Remove certain rows without iterating the whole file line by line in Python


I have the dataset like below :

Category,Date,Id,Amount
Risk A,11/12/2020,1,-10
Risk A,11/13/2020,2,10
Risk A,11/14/2020,3,22
Risk A,11/15/2020,4,32
Total Risk A : 4  ----- needs to be removed
Risk C,11/9/2020,5,43
Risk C,11/10/2020,6,22
Risk C,11/11/2020,7,11
Risk C,11/12/2020,8,-50
Total Risk C : 4   ----- needs to be removed
Risk D,11/12/2020,9,3
Risk D,11/13/2020,10,1
Risk D,11/14/2020,11,3
Risk D,11/15/2020,12,4
Risk D,11/9/2020,13,55
Risk D,11/10/2020,14,32
Total Risk C : 6      ----- needs to be removed

In between the data rows , there are some specific total(summary) rows, which I need to remove from the file. Looking for a better way to remove these rows, without iterating the file line by line in python.As I have few thousand rows and its a time taking to remove some summary lines.
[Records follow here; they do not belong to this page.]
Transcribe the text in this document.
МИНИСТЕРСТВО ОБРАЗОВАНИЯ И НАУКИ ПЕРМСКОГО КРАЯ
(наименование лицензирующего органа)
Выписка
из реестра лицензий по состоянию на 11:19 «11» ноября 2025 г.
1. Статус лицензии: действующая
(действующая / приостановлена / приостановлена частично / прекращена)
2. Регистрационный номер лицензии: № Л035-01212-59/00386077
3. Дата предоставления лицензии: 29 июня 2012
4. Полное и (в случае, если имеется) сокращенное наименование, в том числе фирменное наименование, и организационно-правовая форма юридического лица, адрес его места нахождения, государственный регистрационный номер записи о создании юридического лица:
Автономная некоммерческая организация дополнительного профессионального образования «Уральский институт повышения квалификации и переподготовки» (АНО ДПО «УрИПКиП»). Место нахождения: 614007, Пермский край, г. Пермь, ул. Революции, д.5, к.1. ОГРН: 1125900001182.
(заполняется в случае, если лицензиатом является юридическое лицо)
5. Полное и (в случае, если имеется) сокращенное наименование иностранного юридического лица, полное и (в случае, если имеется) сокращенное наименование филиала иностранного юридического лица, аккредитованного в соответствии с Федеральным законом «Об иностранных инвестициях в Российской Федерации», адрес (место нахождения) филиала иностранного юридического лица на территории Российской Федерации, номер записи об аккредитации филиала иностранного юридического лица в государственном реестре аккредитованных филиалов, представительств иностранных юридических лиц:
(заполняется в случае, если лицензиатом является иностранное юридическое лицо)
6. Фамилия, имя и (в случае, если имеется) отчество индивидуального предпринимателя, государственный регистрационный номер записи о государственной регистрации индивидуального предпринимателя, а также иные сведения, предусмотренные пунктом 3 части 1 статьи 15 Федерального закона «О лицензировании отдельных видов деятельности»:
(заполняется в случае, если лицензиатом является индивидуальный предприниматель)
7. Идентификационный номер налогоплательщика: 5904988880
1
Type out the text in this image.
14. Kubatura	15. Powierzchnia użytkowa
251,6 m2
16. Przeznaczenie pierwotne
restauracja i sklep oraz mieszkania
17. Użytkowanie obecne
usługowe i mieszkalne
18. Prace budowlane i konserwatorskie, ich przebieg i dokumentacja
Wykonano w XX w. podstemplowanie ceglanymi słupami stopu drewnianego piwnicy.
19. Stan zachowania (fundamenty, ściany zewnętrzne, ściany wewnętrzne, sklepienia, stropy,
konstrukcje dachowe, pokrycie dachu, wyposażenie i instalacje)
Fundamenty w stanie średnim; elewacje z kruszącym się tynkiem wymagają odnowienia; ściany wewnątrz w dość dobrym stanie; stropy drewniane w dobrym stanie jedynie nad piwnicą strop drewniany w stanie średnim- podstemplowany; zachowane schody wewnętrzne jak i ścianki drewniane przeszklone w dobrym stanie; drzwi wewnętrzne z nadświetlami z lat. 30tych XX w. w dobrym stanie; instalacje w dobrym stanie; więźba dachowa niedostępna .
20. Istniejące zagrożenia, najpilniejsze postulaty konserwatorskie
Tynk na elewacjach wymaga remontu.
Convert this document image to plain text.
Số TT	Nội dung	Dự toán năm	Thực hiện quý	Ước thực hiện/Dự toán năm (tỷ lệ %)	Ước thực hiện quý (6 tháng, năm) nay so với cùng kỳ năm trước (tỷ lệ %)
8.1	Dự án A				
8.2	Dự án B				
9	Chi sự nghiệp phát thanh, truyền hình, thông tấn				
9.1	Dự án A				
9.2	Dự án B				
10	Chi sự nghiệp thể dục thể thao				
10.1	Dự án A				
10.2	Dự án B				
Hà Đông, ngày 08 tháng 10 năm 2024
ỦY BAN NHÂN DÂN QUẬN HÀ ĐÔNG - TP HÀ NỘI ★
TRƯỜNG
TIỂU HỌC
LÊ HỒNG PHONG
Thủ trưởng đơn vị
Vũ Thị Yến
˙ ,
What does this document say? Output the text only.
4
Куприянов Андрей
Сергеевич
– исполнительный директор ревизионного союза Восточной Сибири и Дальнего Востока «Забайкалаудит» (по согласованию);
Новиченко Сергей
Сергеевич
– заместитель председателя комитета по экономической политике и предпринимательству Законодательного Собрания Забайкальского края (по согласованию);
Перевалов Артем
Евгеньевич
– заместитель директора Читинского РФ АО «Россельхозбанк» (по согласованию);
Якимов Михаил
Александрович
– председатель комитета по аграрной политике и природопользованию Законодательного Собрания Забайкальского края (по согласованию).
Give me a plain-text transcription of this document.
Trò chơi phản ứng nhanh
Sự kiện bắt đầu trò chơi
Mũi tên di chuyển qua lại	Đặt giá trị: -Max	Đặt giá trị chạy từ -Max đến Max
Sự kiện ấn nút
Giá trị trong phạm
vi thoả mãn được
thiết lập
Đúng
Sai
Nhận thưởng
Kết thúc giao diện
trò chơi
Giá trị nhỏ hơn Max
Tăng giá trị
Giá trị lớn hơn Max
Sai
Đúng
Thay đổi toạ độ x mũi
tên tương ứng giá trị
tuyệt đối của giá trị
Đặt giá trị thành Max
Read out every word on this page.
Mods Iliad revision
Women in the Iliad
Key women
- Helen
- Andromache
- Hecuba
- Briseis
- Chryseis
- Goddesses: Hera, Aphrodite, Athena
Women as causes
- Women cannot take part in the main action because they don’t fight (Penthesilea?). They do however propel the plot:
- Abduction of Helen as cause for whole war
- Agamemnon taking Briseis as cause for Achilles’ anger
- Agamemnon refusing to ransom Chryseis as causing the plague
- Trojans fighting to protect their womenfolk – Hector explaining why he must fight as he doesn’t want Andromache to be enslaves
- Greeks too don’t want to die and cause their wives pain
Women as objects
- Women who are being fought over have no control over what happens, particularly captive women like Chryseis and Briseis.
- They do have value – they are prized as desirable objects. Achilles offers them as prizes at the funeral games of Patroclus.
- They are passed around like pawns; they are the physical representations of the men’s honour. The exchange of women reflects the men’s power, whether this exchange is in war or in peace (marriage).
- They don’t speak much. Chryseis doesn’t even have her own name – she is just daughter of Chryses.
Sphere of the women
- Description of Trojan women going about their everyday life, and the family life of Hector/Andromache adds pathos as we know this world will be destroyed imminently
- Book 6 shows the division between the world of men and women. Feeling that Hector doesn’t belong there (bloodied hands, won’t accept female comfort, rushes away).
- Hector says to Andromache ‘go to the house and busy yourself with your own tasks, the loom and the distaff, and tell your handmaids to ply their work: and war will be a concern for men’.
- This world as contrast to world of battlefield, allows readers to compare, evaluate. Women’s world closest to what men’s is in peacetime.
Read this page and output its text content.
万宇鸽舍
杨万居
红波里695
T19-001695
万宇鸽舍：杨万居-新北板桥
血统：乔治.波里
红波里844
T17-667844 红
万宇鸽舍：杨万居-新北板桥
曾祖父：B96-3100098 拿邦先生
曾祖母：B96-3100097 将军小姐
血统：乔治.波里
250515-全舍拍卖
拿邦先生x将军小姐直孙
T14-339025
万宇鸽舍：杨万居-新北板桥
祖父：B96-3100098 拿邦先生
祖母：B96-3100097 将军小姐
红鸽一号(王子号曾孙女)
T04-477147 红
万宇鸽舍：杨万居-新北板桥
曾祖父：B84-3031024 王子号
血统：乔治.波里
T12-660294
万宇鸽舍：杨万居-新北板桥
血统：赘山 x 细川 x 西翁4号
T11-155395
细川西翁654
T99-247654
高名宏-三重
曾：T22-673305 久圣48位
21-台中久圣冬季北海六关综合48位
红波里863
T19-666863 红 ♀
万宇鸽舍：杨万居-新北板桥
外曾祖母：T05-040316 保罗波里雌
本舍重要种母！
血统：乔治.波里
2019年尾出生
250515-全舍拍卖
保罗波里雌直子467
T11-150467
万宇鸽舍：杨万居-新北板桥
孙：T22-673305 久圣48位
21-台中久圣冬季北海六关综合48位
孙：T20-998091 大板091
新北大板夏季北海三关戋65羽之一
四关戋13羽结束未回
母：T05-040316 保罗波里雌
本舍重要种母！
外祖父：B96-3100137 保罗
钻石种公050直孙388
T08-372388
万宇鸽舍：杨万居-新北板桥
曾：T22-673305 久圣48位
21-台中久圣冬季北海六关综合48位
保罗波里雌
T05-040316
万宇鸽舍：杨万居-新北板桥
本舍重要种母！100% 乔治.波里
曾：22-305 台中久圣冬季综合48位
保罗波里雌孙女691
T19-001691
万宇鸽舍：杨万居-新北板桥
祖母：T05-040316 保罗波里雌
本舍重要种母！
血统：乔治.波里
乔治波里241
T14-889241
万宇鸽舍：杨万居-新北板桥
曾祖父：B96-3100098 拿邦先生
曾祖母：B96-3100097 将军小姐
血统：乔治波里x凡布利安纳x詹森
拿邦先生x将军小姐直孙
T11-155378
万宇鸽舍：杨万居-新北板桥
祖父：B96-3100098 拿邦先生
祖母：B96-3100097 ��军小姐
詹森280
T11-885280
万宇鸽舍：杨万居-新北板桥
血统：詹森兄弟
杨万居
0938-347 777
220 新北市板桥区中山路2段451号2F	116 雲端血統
Kindly suggest?


Solution

  • You can use Regex to perform string substitution:

    import re
    t = """Category,Date,Id,Amount
    Risk A,11/12/2020,1,-10
    Risk A,11/13/2020,2,10
    Risk A,11/14/2020,3,22
    Risk A,11/15/2020,4,32
    Total Risk A : 4  ----- needs to be removed
    Risk C,11/9/2020,5,43
    Risk C,11/10/2020,6,22
    Risk C,11/11/2020,7,11
    Risk C,11/12/2020,8,-50
    Total Risk C : 4   ----- needs to be removed
    Risk D,11/12/2020,9,3
    Risk D,11/13/2020,10,1
    Risk D,11/14/2020,11,3
    Risk D,11/15/2020,12,4
    Risk D,11/9/2020,13,55
    Risk D,11/10/2020,14,32
    Total Risk C : 6      ----- needs to be removed"""
    
    print(re.sub(r'\nTotal.*','', t))
    

    re.sub will find all the parts of the file that matches the pattern (r'\nTotal.*': a newline followhed by the word "Total", followed by any character until the end of line), and replace them with ''.